I did some stuff like your first idea back when canvases first came out, to make a proof of concept for meshes… I forget the name of the thread, though, and my search skills are failing me; this is basically the code I’d supplied. For non-color data you usually want to change the filtering mode (since the hardware will try to blend neighboring “colors”, by default) and then index into the texture with values between 0 and 1.
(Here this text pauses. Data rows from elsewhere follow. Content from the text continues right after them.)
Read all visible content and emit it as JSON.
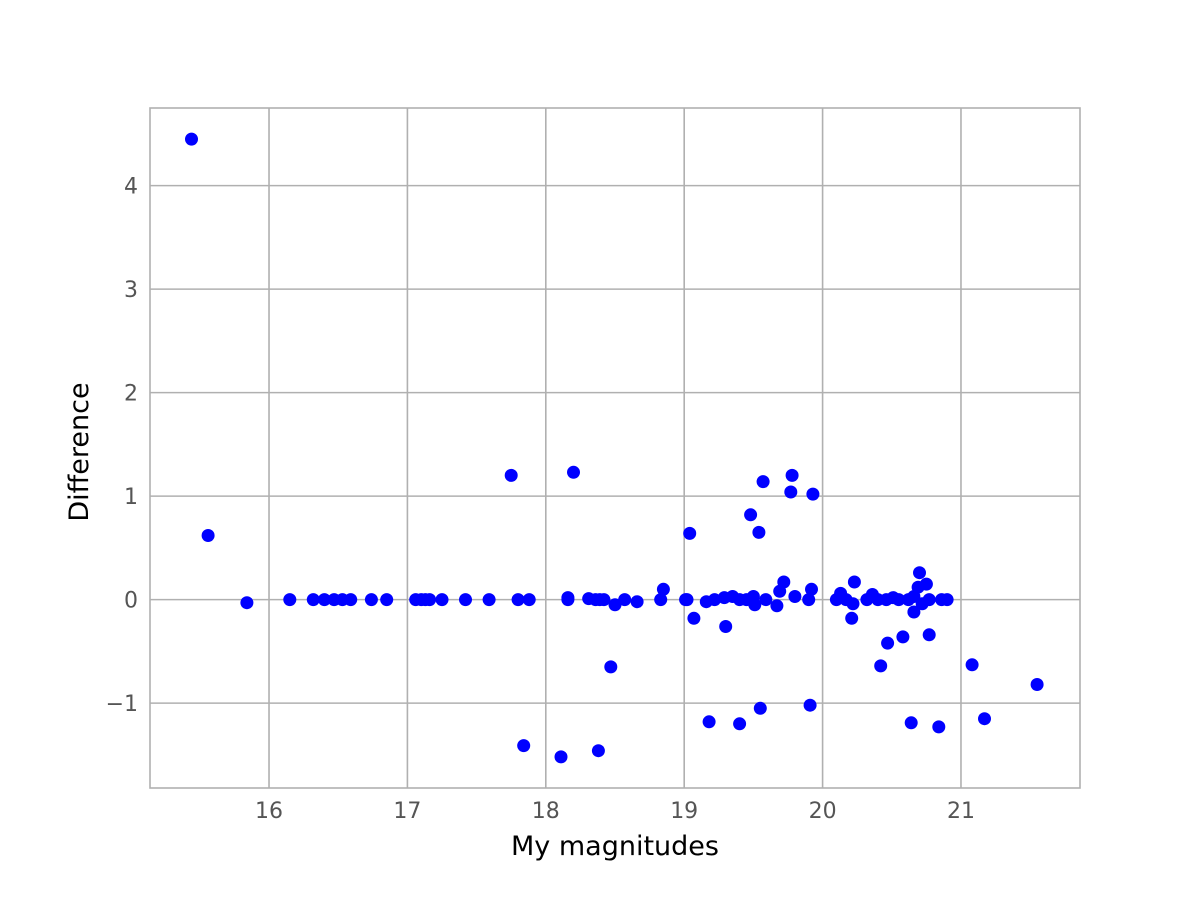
{
  "chart_data": {
    "type": "scatter",
    "title": "",
    "xlabel": "My magnitudes",
    "ylabel": "Difference",
    "xlim": [
      15.14,
      21.86
    ],
    "ylim": [
      -1.82,
      4.75
    ],
    "xticks": [
      16,
      17,
      18,
      19,
      20,
      21
    ],
    "xtick_labels": [
      "16",
      "17",
      "18",
      "19",
      "20",
      "21"
    ],
    "yticks": [
      -1,
      0,
      1,
      2,
      3,
      4
    ],
    "ytick_labels": [
      "−1",
      "0",
      "1",
      "2",
      "3",
      "4"
    ],
    "grid": true,
    "marker_color": "#0000ff",
    "series": [
      {
        "points": [
          [
            15.44,
            4.45
          ],
          [
            15.56,
            0.62
          ],
          [
            15.84,
            -0.03
          ],
          [
            16.15,
            0.0
          ],
          [
            16.32,
            0.0
          ],
          [
            16.4,
            0.0
          ],
          [
            16.47,
            0.0
          ],
          [
            16.53,
            0.0
          ],
          [
            16.59,
            0.0
          ],
          [
            16.74,
            0.0
          ],
          [
            16.85,
            0.0
          ],
          [
            17.06,
            0.0
          ],
          [
            17.1,
            0.0
          ],
          [
            17.13,
            0.0
          ],
          [
            17.16,
            0.0
          ],
          [
            17.25,
            0.0
          ],
          [
            17.42,
            0.0
          ],
          [
            17.59,
            0.0
          ],
          [
            17.75,
            1.2
          ],
          [
            17.8,
            0.0
          ],
          [
            17.84,
            -1.41
          ],
          [
            17.88,
            0.0
          ],
          [
            18.11,
            -1.52
          ],
          [
            18.16,
            0.02
          ],
          [
            18.16,
            0.0
          ],
          [
            18.2,
            1.23
          ],
          [
            18.31,
            0.01
          ],
          [
            18.36,
            0.0
          ],
          [
            18.38,
            -1.46
          ],
          [
            18.39,
            0.0
          ],
          [
            18.42,
            0.0
          ],
          [
            18.47,
            -0.65
          ],
          [
            18.5,
            -0.05
          ],
          [
            18.57,
            0.0
          ],
          [
            18.66,
            -0.02
          ],
          [
            18.83,
            0.0
          ],
          [
            18.85,
            0.1
          ],
          [
            19.01,
            0.0
          ],
          [
            19.02,
            0.0
          ],
          [
            19.04,
            0.64
          ],
          [
            19.07,
            -0.18
          ],
          [
            19.16,
            -0.02
          ],
          [
            19.18,
            -1.18
          ],
          [
            19.22,
            0.0
          ],
          [
            19.29,
            0.02
          ],
          [
            19.3,
            -0.26
          ],
          [
            19.35,
            0.03
          ],
          [
            19.4,
            -1.2
          ],
          [
            19.4,
            0.0
          ],
          [
            19.45,
            0.0
          ],
          [
            19.48,
            0.82
          ],
          [
            19.5,
            0.03
          ],
          [
            19.51,
            -0.05
          ],
          [
            19.54,
            0.65
          ],
          [
            19.55,
            -1.05
          ],
          [
            19.57,
            1.14
          ],
          [
            19.59,
            0.0
          ],
          [
            19.67,
            -0.06
          ],
          [
            19.69,
            0.08
          ],
          [
            19.72,
            0.17
          ],
          [
            19.77,
            1.04
          ],
          [
            19.78,
            1.2
          ],
          [
            19.8,
            0.03
          ],
          [
            19.9,
            0.0
          ],
          [
            19.91,
            -1.02
          ],
          [
            19.92,
            0.1
          ],
          [
            19.93,
            1.02
          ],
          [
            20.1,
            0.0
          ],
          [
            20.13,
            0.06
          ],
          [
            20.17,
            0.0
          ],
          [
            20.21,
            -0.18
          ],
          [
            20.22,
            -0.04
          ],
          [
            20.23,
            0.17
          ],
          [
            20.32,
            0.0
          ],
          [
            20.36,
            0.05
          ],
          [
            20.4,
            0.0
          ],
          [
            20.42,
            -0.64
          ],
          [
            20.46,
            0.0
          ],
          [
            20.47,
            -0.42
          ],
          [
            20.51,
            0.02
          ],
          [
            20.55,
            0.0
          ],
          [
            20.58,
            -0.36
          ],
          [
            20.62,
            0.0
          ],
          [
            20.64,
            -1.19
          ],
          [
            20.66,
            -0.12
          ],
          [
            20.66,
            0.03
          ],
          [
            20.69,
            0.12
          ],
          [
            20.7,
            0.26
          ],
          [
            20.72,
            -0.04
          ],
          [
            20.75,
            0.15
          ],
          [
            20.77,
            0.0
          ],
          [
            20.77,
            -0.34
          ],
          [
            20.84,
            -1.23
          ],
          [
            20.86,
            0.0
          ],
          [
            20.9,
            0.0
          ],
          [
            21.08,
            -0.63
          ],
          [
            21.17,
            -1.15
          ],
          [
            21.55,
            -0.82
          ]
        ]
      }
    ]
  }
}
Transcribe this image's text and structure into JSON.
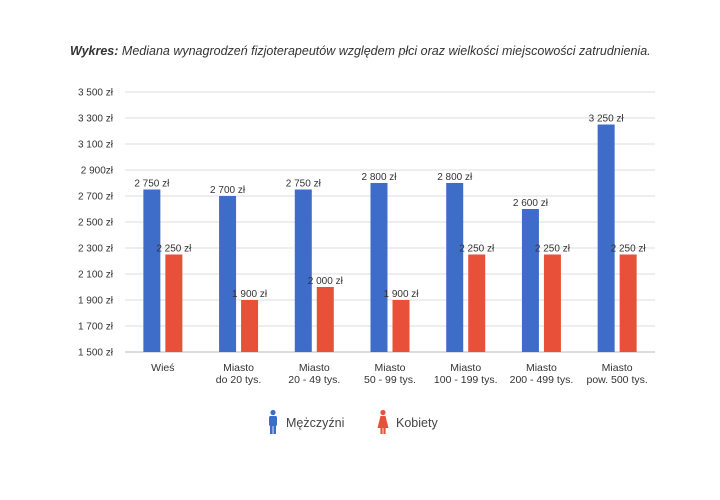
{
  "title": {
    "prefix": "Wykres:",
    "text": "Mediana wynagrodzeń fizjoterapeutów względem płci oraz wielkości miejscowości zatrudnienia."
  },
  "chart_data": {
    "type": "bar",
    "categories": [
      [
        "Wieś"
      ],
      [
        "Miasto",
        "do 20 tys."
      ],
      [
        "Miasto",
        "20 - 49 tys."
      ],
      [
        "Miasto",
        "50 - 99 tys."
      ],
      [
        "Miasto",
        "100 - 199 tys."
      ],
      [
        "Miasto",
        "200 - 499 tys."
      ],
      [
        "Miasto",
        "pow. 500 tys."
      ]
    ],
    "series": [
      {
        "name": "Mężczyźni",
        "color": "#3d6cc9",
        "values": [
          2750,
          2700,
          2750,
          2800,
          2800,
          2600,
          3250
        ],
        "labels": [
          "2 750 zł",
          "2 700 zł",
          "2 750 zł",
          "2 800 zł",
          "2 800 zł",
          "2 600 zł",
          "3 250 zł"
        ],
        "icon": "male-person-icon"
      },
      {
        "name": "Kobiety",
        "color": "#e8503a",
        "values": [
          2250,
          1900,
          2000,
          1900,
          2250,
          2250,
          2250
        ],
        "labels": [
          "2 250 zł",
          "1 900 zł",
          "2 000 zł",
          "1 900 zł",
          "2 250 zł",
          "2 250 zł",
          "2 250 zł"
        ],
        "icon": "female-person-icon"
      }
    ],
    "ylim": [
      1500,
      3500
    ],
    "yticks": [
      1500,
      1700,
      1900,
      2100,
      2300,
      2500,
      2700,
      2900,
      3100,
      3300,
      3500
    ],
    "ytick_labels": [
      "1 500 zł",
      "1 700 zł",
      "1 900 zł",
      "2 100 zł",
      "2 300 zł",
      "2 500 zł",
      "2 700 zł",
      "2 900zł",
      "3 100 zł",
      "3 300 zł",
      "3 500 zł"
    ],
    "grid": true,
    "legend_position": "bottom-center",
    "xlabel": "",
    "ylabel": ""
  }
}
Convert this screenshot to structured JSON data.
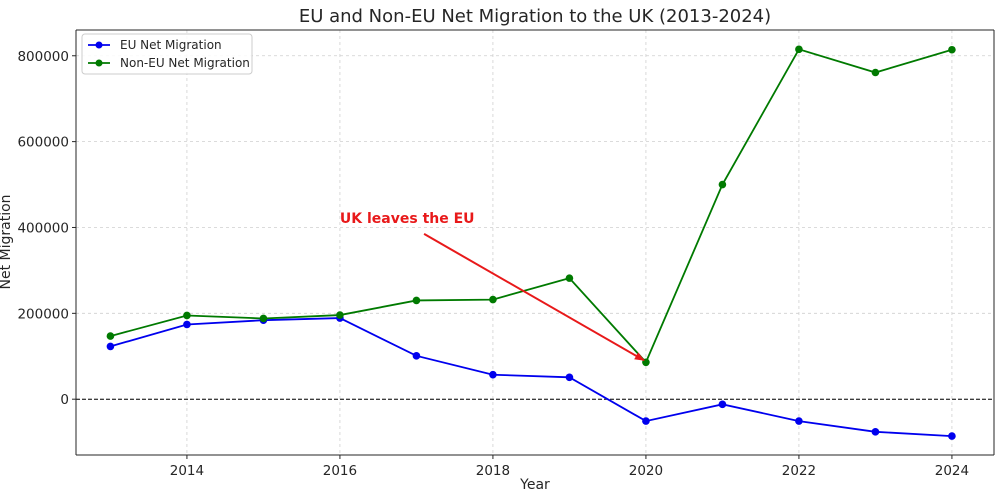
{
  "chart_data": {
    "type": "line",
    "title": "EU and Non-EU Net Migration to the UK (2013-2024)",
    "xlabel": "Year",
    "ylabel": "Net Migration",
    "x": [
      2013,
      2014,
      2015,
      2016,
      2017,
      2018,
      2019,
      2020,
      2021,
      2022,
      2023,
      2024
    ],
    "series": [
      {
        "name": "EU Net Migration",
        "color": "#0000ee",
        "values": [
          123000,
          174000,
          184000,
          189000,
          101000,
          57000,
          51000,
          -51000,
          -12000,
          -51000,
          -76000,
          -86000
        ]
      },
      {
        "name": "Non-EU Net Migration",
        "color": "#007a00",
        "values": [
          147000,
          195000,
          188000,
          196000,
          230000,
          232000,
          282000,
          86000,
          500000,
          815000,
          761000,
          814000
        ]
      }
    ],
    "xlim": [
      2012.55,
      2024.55
    ],
    "ylim": [
      -130000,
      860000
    ],
    "xticks": [
      2014,
      2016,
      2018,
      2020,
      2022,
      2024
    ],
    "xtick_labels": [
      "2014",
      "2016",
      "2018",
      "2020",
      "2022",
      "2024"
    ],
    "yticks": [
      0,
      200000,
      400000,
      600000,
      800000
    ],
    "ytick_labels": [
      "0",
      "200000",
      "400000",
      "600000",
      "800000"
    ],
    "grid": true,
    "reference_line": {
      "y": 0,
      "style": "dashed"
    },
    "legend_position": "top-left",
    "annotation": {
      "text": "UK leaves the EU",
      "color": "#e8191a",
      "text_at": {
        "x": 2016.0,
        "y": 410000
      },
      "arrow_from": {
        "x": 2017.1,
        "y": 385000
      },
      "arrow_to": {
        "x": 2020.0,
        "y": 86000
      }
    }
  }
}
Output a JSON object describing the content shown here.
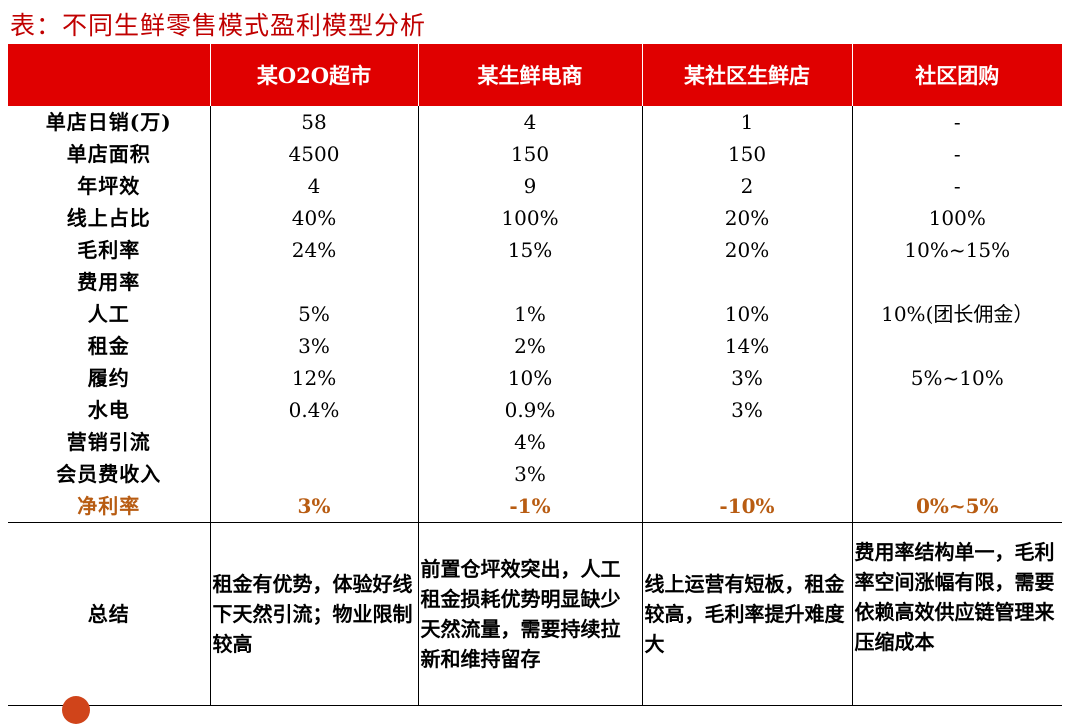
{
  "title": "表：不同生鲜零售模式盈利模型分析",
  "headers": [
    "",
    "某O2O超市",
    "某生鲜电商",
    "某社区生鲜店",
    "社区团购"
  ],
  "rows": [
    {
      "label": "单店日销(万)",
      "values": [
        "58",
        "4",
        "1",
        "-"
      ]
    },
    {
      "label": "单店面积",
      "values": [
        "4500",
        "150",
        "150",
        "-"
      ]
    },
    {
      "label": "年坪效",
      "values": [
        "4",
        "9",
        "2",
        "-"
      ]
    },
    {
      "label": "线上占比",
      "values": [
        "40%",
        "100%",
        "20%",
        "100%"
      ]
    },
    {
      "label": "毛利率",
      "values": [
        "24%",
        "15%",
        "20%",
        "10%~15%"
      ]
    },
    {
      "label": "费用率",
      "values": [
        "",
        "",
        "",
        ""
      ]
    },
    {
      "label": "人工",
      "values": [
        "5%",
        "1%",
        "10%",
        "10%(团长佣金）"
      ]
    },
    {
      "label": "租金",
      "values": [
        "3%",
        "2%",
        "14%",
        ""
      ]
    },
    {
      "label": "履约",
      "values": [
        "12%",
        "10%",
        "3%",
        "5%~10%"
      ]
    },
    {
      "label": "水电",
      "values": [
        "0.4%",
        "0.9%",
        "3%",
        ""
      ]
    },
    {
      "label": "营销引流",
      "values": [
        "",
        "4%",
        "",
        ""
      ]
    },
    {
      "label": "会员费收入",
      "values": [
        "",
        "3%",
        "",
        ""
      ]
    }
  ],
  "net": {
    "label": "净利率",
    "values": [
      "3%",
      "-1%",
      "-10%",
      "0%~5%"
    ]
  },
  "summary": {
    "label": "总结",
    "cells": [
      "租金有优势，体验好线下天然引流；物业限制较高",
      "前置仓坪效突出，人工租金损耗优势明显缺少天然流量，需要持续拉新和维持留存",
      "线上运营有短板，租金较高，毛利率提升难度大",
      "费用率结构单一，毛利率空间涨幅有限，需要依赖高效供应链管理来压缩成本"
    ]
  },
  "colors": {
    "header_bg": "#e00000",
    "title": "#c00000",
    "net_text": "#b85c12"
  }
}
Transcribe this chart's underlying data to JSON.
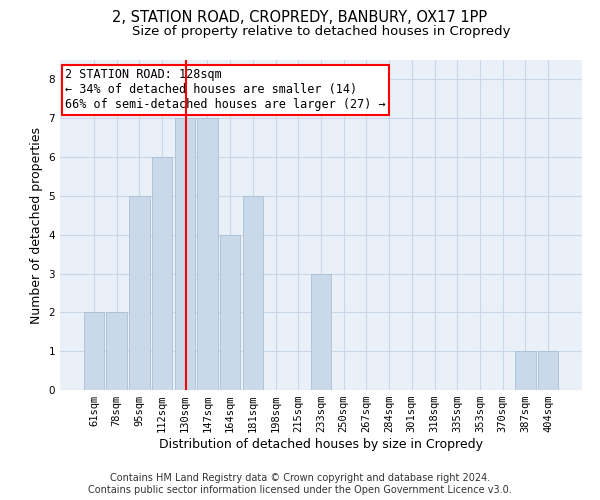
{
  "title_line1": "2, STATION ROAD, CROPREDY, BANBURY, OX17 1PP",
  "title_line2": "Size of property relative to detached houses in Cropredy",
  "xlabel": "Distribution of detached houses by size in Cropredy",
  "ylabel": "Number of detached properties",
  "footer_line1": "Contains HM Land Registry data © Crown copyright and database right 2024.",
  "footer_line2": "Contains public sector information licensed under the Open Government Licence v3.0.",
  "categories": [
    "61sqm",
    "78sqm",
    "95sqm",
    "112sqm",
    "130sqm",
    "147sqm",
    "164sqm",
    "181sqm",
    "198sqm",
    "215sqm",
    "233sqm",
    "250sqm",
    "267sqm",
    "284sqm",
    "301sqm",
    "318sqm",
    "335sqm",
    "353sqm",
    "370sqm",
    "387sqm",
    "404sqm"
  ],
  "values": [
    2,
    2,
    5,
    6,
    7,
    7,
    4,
    5,
    0,
    0,
    3,
    0,
    0,
    0,
    0,
    0,
    0,
    0,
    0,
    1,
    1
  ],
  "bar_color": "#c9d9ea",
  "bar_edge_color": "#a8bfd4",
  "grid_color": "#c8d8e8",
  "background_color": "#eaf0f7",
  "annotation_line1": "2 STATION ROAD: 128sqm",
  "annotation_line2": "← 34% of detached houses are smaller (14)",
  "annotation_line3": "66% of semi-detached houses are larger (27) →",
  "annotation_box_color": "white",
  "annotation_box_edge_color": "red",
  "vline_x": 4.05,
  "vline_color": "red",
  "ylim_max": 8.5,
  "yticks": [
    0,
    1,
    2,
    3,
    4,
    5,
    6,
    7,
    8
  ],
  "title_fontsize": 10.5,
  "subtitle_fontsize": 9.5,
  "xlabel_fontsize": 9,
  "ylabel_fontsize": 9,
  "tick_fontsize": 7.5,
  "annotation_fontsize": 8.5,
  "footer_fontsize": 7
}
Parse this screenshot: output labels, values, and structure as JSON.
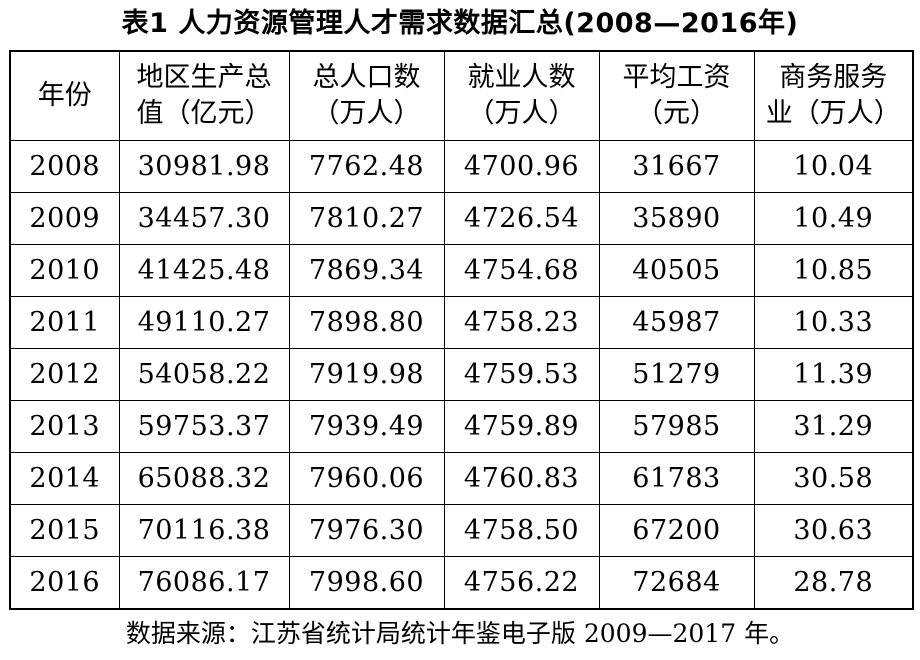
{
  "title": "表1  人力资源管理人才需求数据汇总(2008—2016年)",
  "table": {
    "headers": [
      [
        "年份"
      ],
      [
        "地区生产总",
        "值（亿元）"
      ],
      [
        "总人口数",
        "（万人）"
      ],
      [
        "就业人数",
        "（万人）"
      ],
      [
        "平均工资",
        "（元）"
      ],
      [
        "商务服务",
        "业（万人）"
      ]
    ],
    "rows": [
      [
        "2008",
        "30981.98",
        "7762.48",
        "4700.96",
        "31667",
        "10.04"
      ],
      [
        "2009",
        "34457.30",
        "7810.27",
        "4726.54",
        "35890",
        "10.49"
      ],
      [
        "2010",
        "41425.48",
        "7869.34",
        "4754.68",
        "40505",
        "10.85"
      ],
      [
        "2011",
        "49110.27",
        "7898.80",
        "4758.23",
        "45987",
        "10.33"
      ],
      [
        "2012",
        "54058.22",
        "7919.98",
        "4759.53",
        "51279",
        "11.39"
      ],
      [
        "2013",
        "59753.37",
        "7939.49",
        "4759.89",
        "57985",
        "31.29"
      ],
      [
        "2014",
        "65088.32",
        "7960.06",
        "4760.83",
        "61783",
        "30.58"
      ],
      [
        "2015",
        "70116.38",
        "7976.30",
        "4758.50",
        "67200",
        "30.63"
      ],
      [
        "2016",
        "76086.17",
        "7998.60",
        "4756.22",
        "72684",
        "28.78"
      ]
    ]
  },
  "source": "数据来源：江苏省统计局统计年鉴电子版 2009—2017 年。"
}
As for the IMGUI bit, I figured I would just create a generously-sized mesh (and if necessary, additional ones on demand), filling it with degenerate triangles (all vertices mashed to a single pixel, say) that the hardware will throw away. With higher workloads, most of these will be fleshed out; when it eases up, I’d just re-degenerate them. (For that matter, I’ve also had some really nagging ideas the last couple months for a big mesh-based game architecture, so it would be a good test run.)

Ah I did a quick check and the vertexID requires GL ES 3.0 so it’s not an option when the target includes mobile devices (it works on my Desktop PC though). But if I need per vertex colors, I’ll just split my mesh and use different fill colors.

Hm creating a huge mesh is an interesting idea - could work reasonably well. You’ll still have huge loads of Lua->c calls to update the mesh each frame but it should not generate any Garbage.